Answer
$z_0\lt -z_α$: null hypothesis is rejected.
There is enough evidence to conclude that a lower proportion of women in the experimental group experienced a bone fracture than the women in the control group.
Work Step by Step
$N_1,n_1~and~p_1$ refer to experimental group and $N_2,n_2~and~p_2$ refer to control group.

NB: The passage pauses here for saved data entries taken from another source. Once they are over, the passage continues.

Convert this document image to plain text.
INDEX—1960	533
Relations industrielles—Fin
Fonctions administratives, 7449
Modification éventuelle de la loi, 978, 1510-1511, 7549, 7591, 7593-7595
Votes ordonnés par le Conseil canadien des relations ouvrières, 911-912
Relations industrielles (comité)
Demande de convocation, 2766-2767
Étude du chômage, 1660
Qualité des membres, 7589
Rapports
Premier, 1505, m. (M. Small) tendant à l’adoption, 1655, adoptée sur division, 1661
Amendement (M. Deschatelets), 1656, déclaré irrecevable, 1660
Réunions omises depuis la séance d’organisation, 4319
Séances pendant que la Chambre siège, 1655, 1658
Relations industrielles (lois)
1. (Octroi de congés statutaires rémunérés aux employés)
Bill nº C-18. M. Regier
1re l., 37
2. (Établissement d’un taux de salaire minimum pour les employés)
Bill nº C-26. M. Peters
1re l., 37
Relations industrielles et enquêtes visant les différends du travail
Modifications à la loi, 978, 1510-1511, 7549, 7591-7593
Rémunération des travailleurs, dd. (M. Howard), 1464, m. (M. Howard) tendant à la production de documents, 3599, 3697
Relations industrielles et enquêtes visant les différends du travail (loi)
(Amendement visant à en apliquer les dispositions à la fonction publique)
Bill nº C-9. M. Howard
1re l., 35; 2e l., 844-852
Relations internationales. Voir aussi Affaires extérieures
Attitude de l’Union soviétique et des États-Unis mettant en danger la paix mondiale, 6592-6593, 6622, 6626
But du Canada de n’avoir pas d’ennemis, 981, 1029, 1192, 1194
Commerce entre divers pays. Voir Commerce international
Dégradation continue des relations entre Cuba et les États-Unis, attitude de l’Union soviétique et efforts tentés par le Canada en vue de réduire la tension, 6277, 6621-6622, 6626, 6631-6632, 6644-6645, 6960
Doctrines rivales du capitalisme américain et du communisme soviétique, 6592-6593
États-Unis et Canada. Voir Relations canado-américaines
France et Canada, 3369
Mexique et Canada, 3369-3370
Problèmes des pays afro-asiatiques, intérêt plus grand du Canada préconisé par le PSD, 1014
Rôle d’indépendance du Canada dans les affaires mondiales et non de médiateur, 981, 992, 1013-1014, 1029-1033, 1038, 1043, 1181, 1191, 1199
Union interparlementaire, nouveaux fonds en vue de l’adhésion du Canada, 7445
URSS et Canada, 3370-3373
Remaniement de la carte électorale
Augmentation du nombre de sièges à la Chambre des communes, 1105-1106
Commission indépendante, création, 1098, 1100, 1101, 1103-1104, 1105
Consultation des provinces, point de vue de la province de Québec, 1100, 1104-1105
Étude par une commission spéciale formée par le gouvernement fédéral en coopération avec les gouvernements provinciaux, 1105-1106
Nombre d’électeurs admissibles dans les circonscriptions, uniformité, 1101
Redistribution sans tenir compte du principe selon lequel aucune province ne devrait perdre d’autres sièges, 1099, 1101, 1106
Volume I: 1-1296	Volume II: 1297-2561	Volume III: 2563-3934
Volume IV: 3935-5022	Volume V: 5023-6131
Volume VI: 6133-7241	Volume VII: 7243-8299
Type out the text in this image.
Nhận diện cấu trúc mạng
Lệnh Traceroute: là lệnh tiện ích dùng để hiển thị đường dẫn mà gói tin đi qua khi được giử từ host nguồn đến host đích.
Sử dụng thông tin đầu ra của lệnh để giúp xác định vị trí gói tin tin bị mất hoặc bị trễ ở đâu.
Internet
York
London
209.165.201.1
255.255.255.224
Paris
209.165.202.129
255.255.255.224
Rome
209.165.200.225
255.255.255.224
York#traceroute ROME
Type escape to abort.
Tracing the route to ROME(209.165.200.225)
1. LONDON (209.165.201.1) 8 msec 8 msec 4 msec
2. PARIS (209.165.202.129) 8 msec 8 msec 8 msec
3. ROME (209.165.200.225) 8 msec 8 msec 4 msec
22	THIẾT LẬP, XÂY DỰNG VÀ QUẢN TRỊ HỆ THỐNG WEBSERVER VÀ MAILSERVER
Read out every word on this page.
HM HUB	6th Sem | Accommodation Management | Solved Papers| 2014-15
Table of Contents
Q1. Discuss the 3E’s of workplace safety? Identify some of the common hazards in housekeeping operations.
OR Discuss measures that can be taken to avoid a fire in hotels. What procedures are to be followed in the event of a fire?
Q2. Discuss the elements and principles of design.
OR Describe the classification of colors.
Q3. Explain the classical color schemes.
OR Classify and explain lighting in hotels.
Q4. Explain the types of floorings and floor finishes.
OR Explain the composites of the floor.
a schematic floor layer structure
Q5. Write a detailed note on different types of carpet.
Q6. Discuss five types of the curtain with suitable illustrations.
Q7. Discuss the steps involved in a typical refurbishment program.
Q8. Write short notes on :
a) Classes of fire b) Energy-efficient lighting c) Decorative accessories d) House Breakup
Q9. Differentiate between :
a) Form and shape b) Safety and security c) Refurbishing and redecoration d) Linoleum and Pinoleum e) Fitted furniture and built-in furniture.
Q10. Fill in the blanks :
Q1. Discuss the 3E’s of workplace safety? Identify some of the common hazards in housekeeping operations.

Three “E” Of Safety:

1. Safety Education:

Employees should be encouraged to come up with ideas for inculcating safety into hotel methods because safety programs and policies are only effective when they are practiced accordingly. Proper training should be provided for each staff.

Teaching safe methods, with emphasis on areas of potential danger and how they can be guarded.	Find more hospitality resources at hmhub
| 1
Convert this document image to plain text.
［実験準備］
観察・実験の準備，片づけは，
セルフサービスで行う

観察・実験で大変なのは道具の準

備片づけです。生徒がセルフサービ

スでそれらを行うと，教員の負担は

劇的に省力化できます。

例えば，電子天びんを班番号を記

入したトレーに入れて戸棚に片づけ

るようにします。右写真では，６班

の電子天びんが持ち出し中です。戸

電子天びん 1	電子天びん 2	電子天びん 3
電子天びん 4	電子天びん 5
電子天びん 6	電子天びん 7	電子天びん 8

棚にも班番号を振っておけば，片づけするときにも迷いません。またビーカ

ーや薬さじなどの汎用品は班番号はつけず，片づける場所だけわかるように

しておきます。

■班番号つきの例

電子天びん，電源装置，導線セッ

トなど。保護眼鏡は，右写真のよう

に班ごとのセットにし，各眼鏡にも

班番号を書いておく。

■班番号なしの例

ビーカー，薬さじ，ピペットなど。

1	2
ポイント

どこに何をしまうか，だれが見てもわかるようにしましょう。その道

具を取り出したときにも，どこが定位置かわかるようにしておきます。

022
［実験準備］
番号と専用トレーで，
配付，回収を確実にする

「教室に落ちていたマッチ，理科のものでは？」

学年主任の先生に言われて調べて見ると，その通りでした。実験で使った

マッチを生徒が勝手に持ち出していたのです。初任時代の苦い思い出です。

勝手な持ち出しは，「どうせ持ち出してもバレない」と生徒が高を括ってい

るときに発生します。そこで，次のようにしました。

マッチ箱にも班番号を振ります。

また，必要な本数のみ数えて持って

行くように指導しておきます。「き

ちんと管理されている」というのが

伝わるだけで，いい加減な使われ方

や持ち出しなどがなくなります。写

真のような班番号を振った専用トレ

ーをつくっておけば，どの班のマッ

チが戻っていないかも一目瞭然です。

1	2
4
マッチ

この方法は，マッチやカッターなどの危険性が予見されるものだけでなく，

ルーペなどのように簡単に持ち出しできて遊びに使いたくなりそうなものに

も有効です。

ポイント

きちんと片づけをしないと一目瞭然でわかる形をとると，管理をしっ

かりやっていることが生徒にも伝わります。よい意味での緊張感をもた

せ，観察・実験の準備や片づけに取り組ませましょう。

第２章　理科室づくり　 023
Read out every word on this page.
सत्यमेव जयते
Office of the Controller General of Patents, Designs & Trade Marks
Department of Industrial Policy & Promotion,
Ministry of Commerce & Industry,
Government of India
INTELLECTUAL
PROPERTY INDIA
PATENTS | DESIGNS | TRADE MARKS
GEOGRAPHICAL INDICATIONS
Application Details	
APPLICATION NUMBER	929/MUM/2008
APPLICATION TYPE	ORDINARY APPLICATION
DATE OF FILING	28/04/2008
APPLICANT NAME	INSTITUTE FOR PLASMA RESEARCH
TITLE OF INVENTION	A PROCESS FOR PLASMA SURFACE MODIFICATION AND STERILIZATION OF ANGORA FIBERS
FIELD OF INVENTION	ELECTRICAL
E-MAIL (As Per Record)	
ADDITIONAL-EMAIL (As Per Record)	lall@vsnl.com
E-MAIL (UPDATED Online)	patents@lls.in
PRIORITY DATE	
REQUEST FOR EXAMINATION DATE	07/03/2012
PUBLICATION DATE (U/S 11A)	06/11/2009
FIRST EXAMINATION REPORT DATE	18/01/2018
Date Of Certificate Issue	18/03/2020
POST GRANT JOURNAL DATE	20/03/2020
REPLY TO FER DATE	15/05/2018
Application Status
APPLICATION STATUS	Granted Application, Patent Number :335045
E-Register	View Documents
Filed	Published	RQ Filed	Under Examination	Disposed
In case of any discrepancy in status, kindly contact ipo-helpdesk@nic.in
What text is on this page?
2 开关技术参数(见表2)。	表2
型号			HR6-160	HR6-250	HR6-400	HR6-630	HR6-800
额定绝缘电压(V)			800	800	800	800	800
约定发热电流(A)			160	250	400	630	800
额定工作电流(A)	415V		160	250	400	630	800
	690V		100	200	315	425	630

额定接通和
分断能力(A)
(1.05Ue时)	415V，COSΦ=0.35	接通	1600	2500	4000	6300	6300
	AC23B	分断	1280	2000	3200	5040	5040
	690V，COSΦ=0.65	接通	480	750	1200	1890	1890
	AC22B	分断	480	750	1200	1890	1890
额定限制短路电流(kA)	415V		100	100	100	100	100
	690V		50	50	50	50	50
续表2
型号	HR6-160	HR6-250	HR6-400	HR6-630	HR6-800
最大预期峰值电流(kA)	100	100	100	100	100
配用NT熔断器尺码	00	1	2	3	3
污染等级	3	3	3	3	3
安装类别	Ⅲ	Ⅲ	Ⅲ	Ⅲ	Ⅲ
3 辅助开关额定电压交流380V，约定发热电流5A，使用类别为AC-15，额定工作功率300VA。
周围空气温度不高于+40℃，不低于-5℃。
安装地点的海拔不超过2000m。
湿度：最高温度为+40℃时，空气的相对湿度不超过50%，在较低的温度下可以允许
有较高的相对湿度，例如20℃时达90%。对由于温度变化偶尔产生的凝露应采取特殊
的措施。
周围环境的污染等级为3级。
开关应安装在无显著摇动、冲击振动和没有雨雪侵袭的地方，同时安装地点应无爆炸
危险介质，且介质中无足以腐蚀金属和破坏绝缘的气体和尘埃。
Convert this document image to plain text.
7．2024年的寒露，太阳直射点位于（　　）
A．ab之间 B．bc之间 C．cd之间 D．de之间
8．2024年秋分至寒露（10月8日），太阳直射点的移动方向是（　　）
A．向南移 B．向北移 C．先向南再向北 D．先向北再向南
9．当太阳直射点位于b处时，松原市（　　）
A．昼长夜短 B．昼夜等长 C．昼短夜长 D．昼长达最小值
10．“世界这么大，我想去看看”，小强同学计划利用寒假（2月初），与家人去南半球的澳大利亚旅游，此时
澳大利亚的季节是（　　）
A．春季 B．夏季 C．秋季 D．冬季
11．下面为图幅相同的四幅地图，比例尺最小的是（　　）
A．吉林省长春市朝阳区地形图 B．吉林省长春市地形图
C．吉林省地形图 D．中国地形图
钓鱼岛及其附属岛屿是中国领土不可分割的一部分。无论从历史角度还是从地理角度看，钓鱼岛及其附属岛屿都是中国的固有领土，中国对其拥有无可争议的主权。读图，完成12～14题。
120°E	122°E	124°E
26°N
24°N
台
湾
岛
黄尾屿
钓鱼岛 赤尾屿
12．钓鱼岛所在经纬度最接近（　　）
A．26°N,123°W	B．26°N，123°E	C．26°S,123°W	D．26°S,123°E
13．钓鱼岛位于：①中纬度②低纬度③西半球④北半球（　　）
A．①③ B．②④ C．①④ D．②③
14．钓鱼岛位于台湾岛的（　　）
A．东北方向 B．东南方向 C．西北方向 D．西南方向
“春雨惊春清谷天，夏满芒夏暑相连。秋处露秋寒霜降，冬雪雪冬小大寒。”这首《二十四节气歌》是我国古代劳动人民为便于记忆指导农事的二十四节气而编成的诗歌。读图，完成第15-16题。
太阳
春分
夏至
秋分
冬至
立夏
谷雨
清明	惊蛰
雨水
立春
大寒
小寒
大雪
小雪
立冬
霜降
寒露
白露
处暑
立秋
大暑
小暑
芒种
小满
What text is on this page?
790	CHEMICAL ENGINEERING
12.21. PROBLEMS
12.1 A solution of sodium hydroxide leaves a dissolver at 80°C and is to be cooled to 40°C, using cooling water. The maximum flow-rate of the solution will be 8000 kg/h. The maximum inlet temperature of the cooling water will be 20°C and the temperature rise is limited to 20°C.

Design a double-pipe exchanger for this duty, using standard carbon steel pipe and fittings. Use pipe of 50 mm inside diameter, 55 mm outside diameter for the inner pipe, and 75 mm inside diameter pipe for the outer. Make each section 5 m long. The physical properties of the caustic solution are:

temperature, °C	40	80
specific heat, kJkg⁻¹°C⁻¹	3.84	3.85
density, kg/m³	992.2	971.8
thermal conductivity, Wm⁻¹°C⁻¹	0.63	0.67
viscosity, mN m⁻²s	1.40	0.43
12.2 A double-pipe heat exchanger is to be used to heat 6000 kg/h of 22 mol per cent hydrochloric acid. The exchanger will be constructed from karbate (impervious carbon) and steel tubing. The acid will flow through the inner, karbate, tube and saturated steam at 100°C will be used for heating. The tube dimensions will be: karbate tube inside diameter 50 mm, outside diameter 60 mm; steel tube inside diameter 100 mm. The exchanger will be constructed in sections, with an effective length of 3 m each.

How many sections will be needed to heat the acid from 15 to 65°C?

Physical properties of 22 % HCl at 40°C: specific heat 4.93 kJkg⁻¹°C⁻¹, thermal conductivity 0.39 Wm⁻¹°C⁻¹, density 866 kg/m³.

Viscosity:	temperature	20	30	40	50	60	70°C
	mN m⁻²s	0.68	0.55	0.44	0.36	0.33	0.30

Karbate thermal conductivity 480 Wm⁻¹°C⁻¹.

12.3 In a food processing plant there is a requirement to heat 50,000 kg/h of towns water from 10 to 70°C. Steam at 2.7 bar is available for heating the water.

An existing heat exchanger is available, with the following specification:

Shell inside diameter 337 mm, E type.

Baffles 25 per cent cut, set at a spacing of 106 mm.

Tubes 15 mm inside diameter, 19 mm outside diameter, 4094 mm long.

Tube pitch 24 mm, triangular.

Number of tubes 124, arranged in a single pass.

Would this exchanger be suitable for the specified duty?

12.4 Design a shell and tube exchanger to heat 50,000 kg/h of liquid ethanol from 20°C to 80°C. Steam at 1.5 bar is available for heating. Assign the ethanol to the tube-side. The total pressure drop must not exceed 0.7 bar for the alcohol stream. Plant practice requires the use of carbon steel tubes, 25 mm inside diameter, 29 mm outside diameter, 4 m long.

$H_0:~p̂ _1=p̂ _2$ versus $H_1:~p̂ _1\lt p̂ _2$
$p̂ _1=\frac{x_1}{n_1}=\frac{27}{696}=0.0388$ and $p̂ _2=\frac{x_2}{n_2}=\frac{49}{678}=0.0723$
Requirements:
$n_1p̂ _1(1-p̂ _1)=696\times0.0388(1-0.0388)=25.96\geq10$
$n_2p̂ _2(1-p̂ _2)=678\times0.0723(1-0.0723)=45.48\geq10$
$n_1\leq0.05N_1$
$n_2\leq0.05N_2$
$p̂ =\frac{x_1+x_2}{n_1+n_2}=\frac{27+49}{696+678}=0.0553$
$z_0=\frac{p̂_1-p̂ _2}{\sqrt {p̂ (1-p̂ )}\sqrt {\frac{1}{n_1}+\frac{1}{n_2}}}=\frac{0.0388-0.0723}{\sqrt {0.0553(1-0.0553)}\sqrt {\frac{1}{696}+\frac{1}{678}}}=-2.72$
Left-tailed test:
$z_α=z_{0.01}$
If the area of the standard normal curve to the right of $z_{0.01}$ is 0.01, then the area of the standard normal curve to the left of $z_{0.01}$ is $1−0.01=0.99$
According to Table V, the z-score which gives the closest value to 0.99 is 2.33
So, $-z_α=-2.33$
Since $z_0\lt -z_α$, we reject the null hypothesis.